There is also the consideration of having two vehicles instead of just one. You can purchase a nice used small ICE car which gets 35-50 MPG for under $5000, and consider any additional maintenance costs as a boost for local businesses. And a small car may be able to tow a fair size trailer, especially if it included some self-powered capability. And either one, or both, vehicles could be converted to electric, and have some "hybrid" capability built into a trailer to give extended range when needed.


----------



## SHtruck (Jun 24, 2012)

dragonsgate said:


> Here you go. Diesel Electric truck. I think you might want something a little smaller that you can fit in a standard garage but it is a good idea and I hope you get it done.


Yeah, that might be a little overkill for daily commuting. But actually, those mining trucks originally gave me the idea of series hybrid pick-up truck. Other one that inspired me is the Fisker Karma. Quite the opposite to a Cat


----------



## SHtruck (Jun 24, 2012)

Caps18 said:


> It is a question of money and how the trucks are built. They have no regard to using lightweight, but just as strong components, and almost no aerodynamic attributes.
> 
> How far do you want to go? If you are looking to use electric and then switch to diesel 30 miles down the road, I don't think it is practical. If your trips are 40 miles, you could get a diesel generator/micro-turbine to generate some power as you are driving that would reduce the depletion of your batteries.
> 
> I would look into an S10 or Ranger sized truck personally. But, it would be an interesting experiment if you have the money. (You can look at EVTV.me as they are converting an Escalade, which would be similar weight I bet.)


At the moment I haven't thought about the budget. Maybe go with AC motor, AGM battery pack... Also instead of conventional ICE to turn generator, either micro-turbine like Bladonjets, or rotary engine, and fueled by CNG/CBG.

My daily round trip is about 50 miles. Minimum. I can charge battery pack overnight and at work. But I tend to take that truck into off-roading and drive around countryside so getting it plugged is impossible at times, therefore ruling BEV out. Also I thought about the voltage, and 230V would be appropriate as I could use power tools on work sites without carrying separate genset. 

I like to think this as a experimental vehicle to commercial use, too, as the fact is that dinofuels are getting scarce and spendier every year. So there has to be alternatives.

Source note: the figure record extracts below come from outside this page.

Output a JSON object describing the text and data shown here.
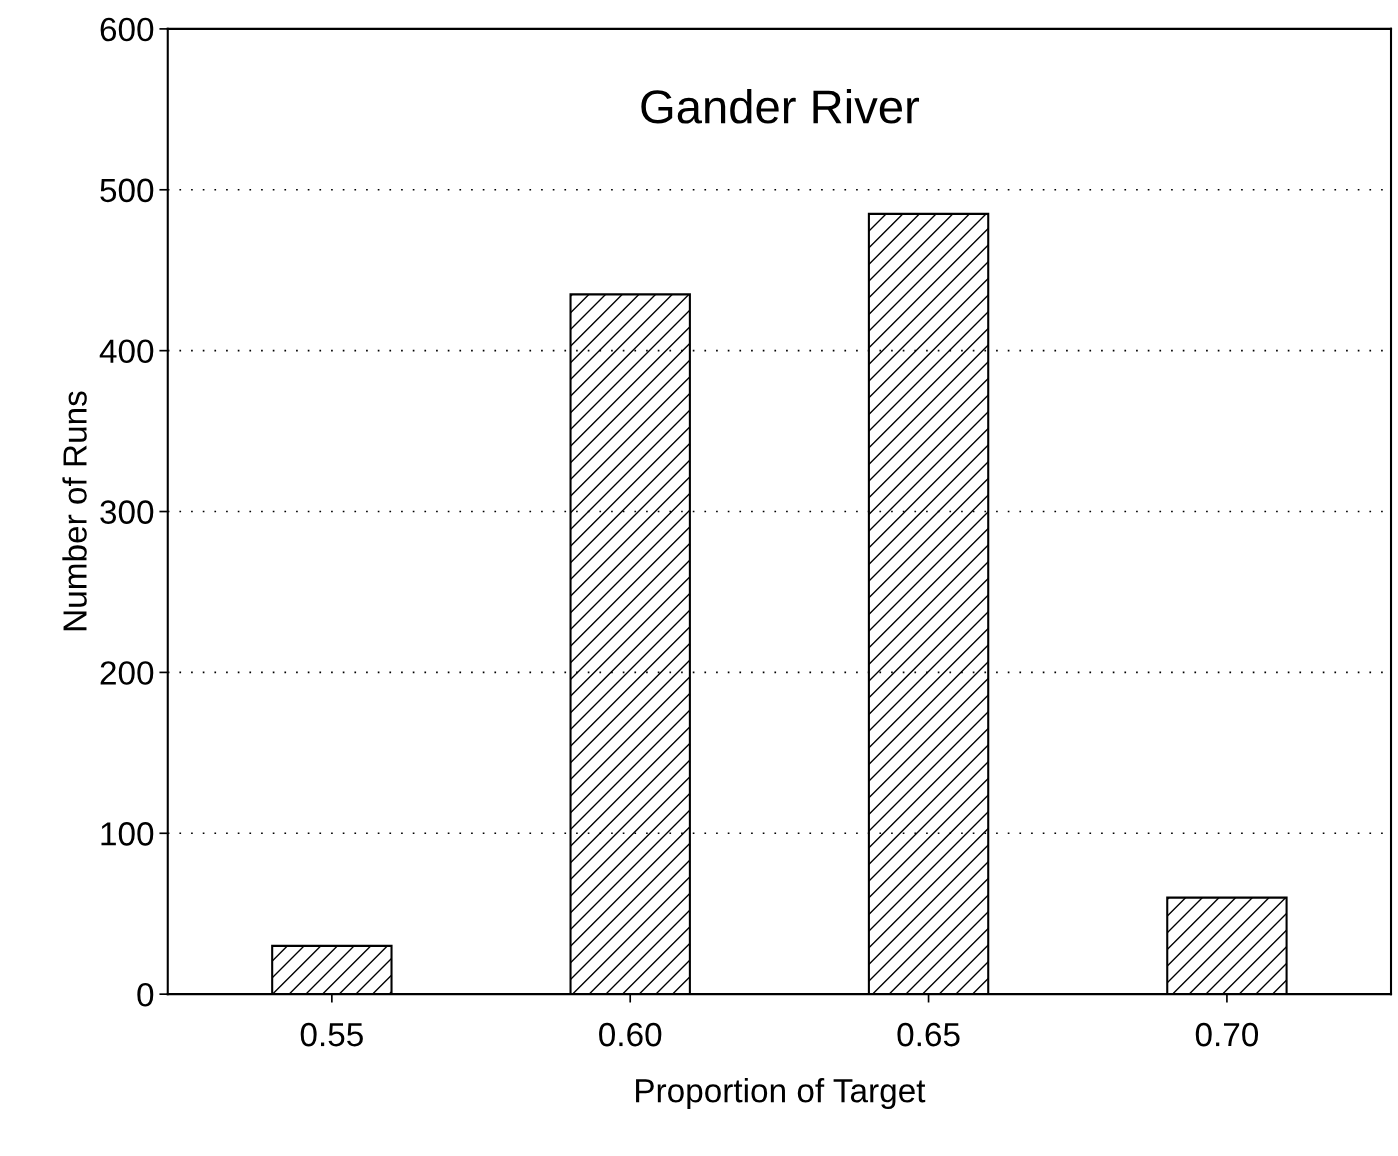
{
  "chart_data": {
    "type": "bar",
    "title": "Gander River",
    "xlabel": "Proportion of Target",
    "ylabel": "Number of Runs",
    "categories": [
      "0.55",
      "0.60",
      "0.65",
      "0.70"
    ],
    "values": [
      30,
      435,
      485,
      60
    ],
    "color": "#000000",
    "ylim": [
      0,
      600
    ],
    "yticks": [
      0,
      100,
      200,
      300,
      400,
      500,
      600
    ],
    "grid": "y"
  }
}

Ok, I just googled around a bit to find out what the cost of a micro-turbine would be, and man that's expensive!! About $900/kW!! Back to drawing board...


----------



## SHtruck (Jun 24, 2012)

PStechPaul said:


> There is also the consideration of having two vehicles instead of just one. You can purchase a nice used small ICE car which gets 35-50 MPG for under $5000, and consider any additional maintenance costs as a boost for local businesses. And a small car may be able to tow a fair size trailer, especially if it included some self-powered capability. And either one, or both, vehicles could be converted to electric, and have some "hybrid" capability built into a trailer to give extended range when needed.


My wife could easily use EV, as her daily driving is about 10 miles. I just told her yesterday that what if we convert your Jeep to EV, she didn't bash the idea but said that when she goes to town she'll run out juice and would have to be towed back home 

But I don't see having a small car as third in our household, because just to keeping it road legal (insurance, tax, yearly safety inspection, maintenance) would be about $1200-1400/year. Neither any local business would gain much as I am a mechanic by profession so I do all the maintenance by myself, and I buy parts where ever I get them at the best price, whether it being local parts dealer or getting them overseas from States.

And me driving a small car, no, not going to happen  I've tried numerous cars, and mostly all of them have same problem; I can't sit comfortably in them. Either my knees are against dashboard, or my head hits the roof. I can adjust seat to cure pre-mentioned problems, but then I can't reach the steering wheel comfortably. But what really pisses me off is the gymnastic moves I have to take to get in or out of the car.


----------